Open pnrobinson opened 2 months ago
The problem was actually the following. In Protocol Buffers (Protobuf), fields are only included in the serialized output if they are explicitly set to a non-default value. This is done to minimize the size of the serialized message. I tried to set the reference range to 0-30 pg/ml The JSON output then only includes the high=30 value, but does not include the 0 value, because this is equal to the default value. However, if we include a reference range, then both low and high values are required: https://phenopacket-schema.readthedocs.io/en/latest/reference-range.html @ielis @julesjacobsen It would be possible to get around this by using an ugly trick in protobuf, e.g.,
oneof my_float_wrapper {
float my_float = 1;
}
or by
google.protobuf.FloatValue my_float = 1;
(instead of just float
)
but it is too late to change this in the protobuf code. Therefore, I think this is a bug that is unfixable in the current implementation. Thoughts?
@pnrobinson This sounds like a JSON output issue rather than a protobuf issue. There should be a way of making the JSON output include the defaults, but then the issue is that the JSON will include all the default zero-values for the entire schema.
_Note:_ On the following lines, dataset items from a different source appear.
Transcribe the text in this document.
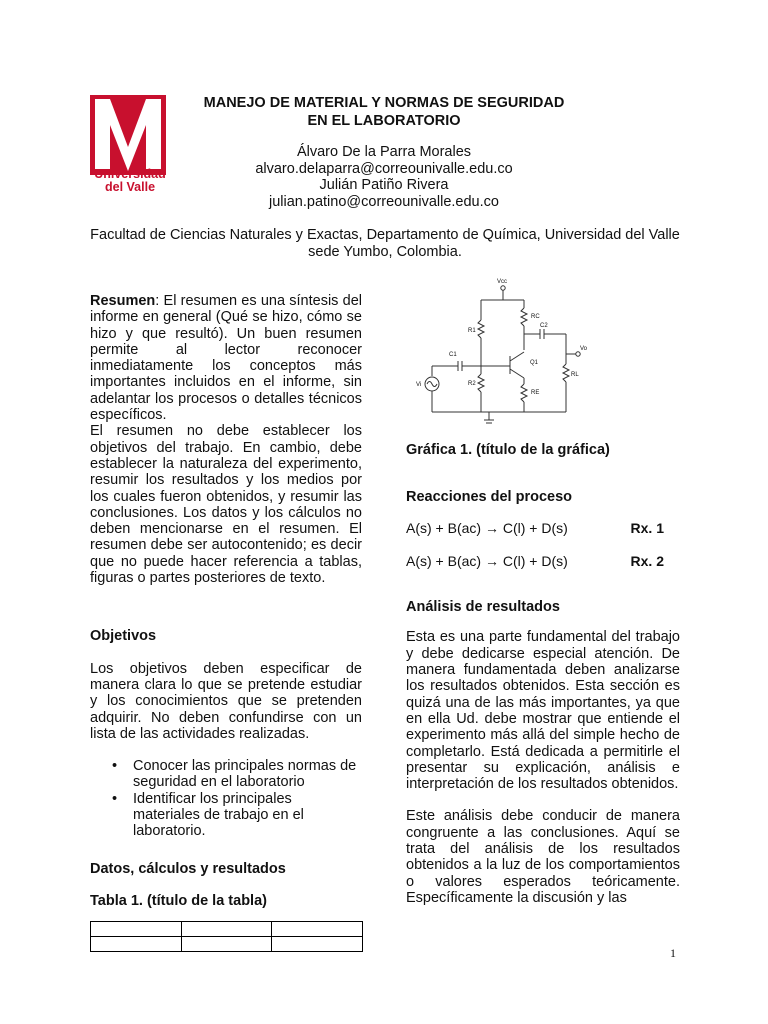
Universidad
del Valle
MANEJO DE MATERIAL Y NORMAS DE SEGURIDAD
EN EL LABORATORIO
Álvaro De la Parra Morales
alvaro.delaparra@correounivalle.edu.co
Julián Patiño Rivera
julian.patino@correounivalle.edu.co
Facultad de Ciencias Naturales y Exactas, Departamento de Química, Universidad del Valle
sede Yumbo, Colombia.

Resumen: El resumen es una síntesis del informe en general (Qué se hizo, cómo se hizo y que resultó). Un buen resumen permite al lector reconocer inmediatamente los conceptos más importantes incluidos en el informe, sin adelantar los procesos o detalles técnicos específicos.

El resumen no debe establecer los objetivos del trabajo. En cambio, debe establecer la naturaleza del experimento, resumir los resultados y los medios por los cuales fueron obtenidos, y resumir las conclusiones. Los datos y los cálculos no deben mencionarse en el resumen. El resumen debe ser autocontenido; es decir que no puede hacer referencia a tablas, figuras o partes posteriores de texto.

Objetivos

Los objetivos deben especificar de manera clara lo que se pretende estudiar y los conocimientos que se pretenden adquirir. No deben confundirse con un lista de las actividades realizadas.

• Conocer las principales normas de seguridad en el laboratorio
• Identificar los principales materiales de trabajo en el laboratorio.
Datos, cálculos y resultados
Tabla 1. (título de la tabla)

Vcc
RC
R1
C2
C1
Q1
Vo
RL
Vi	R2
RE
Gráfica 1. (título de la gráfica)
Reacciones del proceso
A(s) + B(ac) → C(l) + D(s)	Rx. 1
A(s) + B(ac) → C(l) + D(s)	Rx. 2
Análisis de resultados

Esta es una parte fundamental del trabajo y debe dedicarse especial atención. De manera fundamentada deben analizarse los resultados obtenidos. Esta sección es quizá una de las más importantes, ya que en ella Ud. debe mostrar que entiende el experimento más allá del simple hecho de completarlo. Está dedicada a permitirle el presentar su explicación, análisis e interpretación de los resultados obtenidos.

Este análisis debe conducir de manera congruente a las conclusiones. Aquí se trata del análisis de los resultados obtenidos a la luz de los comportamientos o valores esperados teóricamente. Específicamente la discusión y las

1
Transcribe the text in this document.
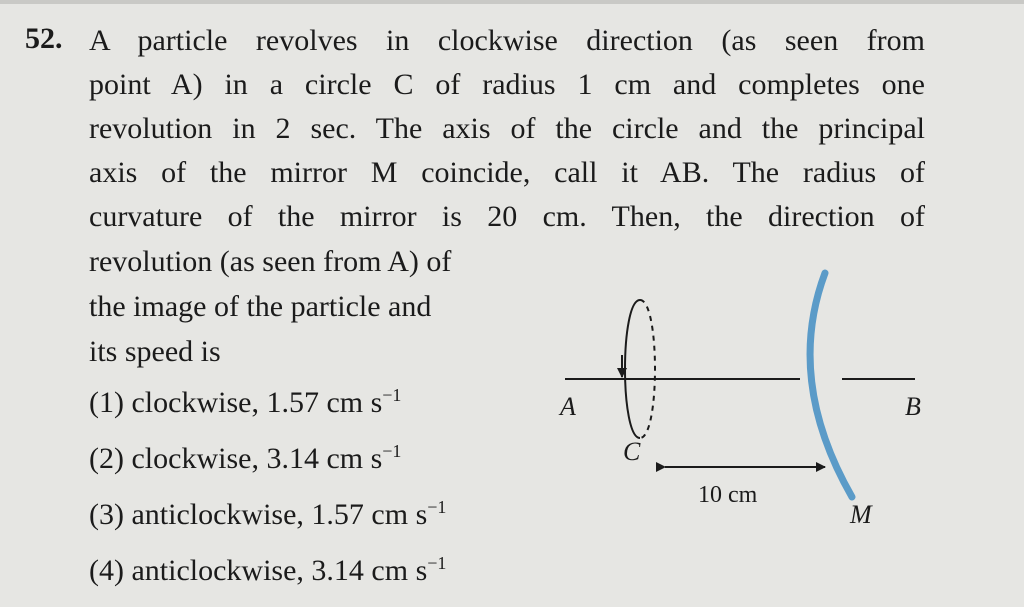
52. A particle revolves in clockwise direction (as seen from
point A) in a circle C of radius 1 cm and completes one
revolution in 2 sec. The axis of the circle and the principal
axis of the mirror M coincide, call it AB. The radius of
curvature of the mirror is 20 cm. Then, the direction of
revolution (as seen from A) of
the image of the particle and
its speed is
(1) clockwise, 1.57 cm $s^{-1}$
(2) clockwise, 3.14 cm $s^{-1}$
(3) anticlockwise, 1.57 cm $s^{-1}$
(4) anticlockwise, 3.14 cm $s^{-1}$
A	B
C
M
10 cm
Maybe there is a way of enabling this just for the ReferenceRange?
@julesjacobsen
I think you are right --
see this documentation: we need to set including_default_value_fields=True
in our code.
@ielis @iimpulse -- I think this is what we want in general? is there any reason we shouldn't set this argument to true everytime we write to file? (Other than we will get slightly larger files?)
google.protobuf.json_format.MessageToJson(message,
including_default_value_fields=False,
preserving_proto_field_name=False,
indent=2,
sort_keys=False,
use_integers_for_enums=False,
descriptor_pool=None,
float_precision=None,
ensure_ascii=True)
I am seeing errors such as this:
However, the reference range is not required: https://phenopacket-schema.readthedocs.io/en/latest/quantity.html#rstquantity
In this particular case, the reference range depends on time of day and other factors that are not available in the input dataset and that in general may not even be available to a lab, and so it is not a good idea to enforce this requirement.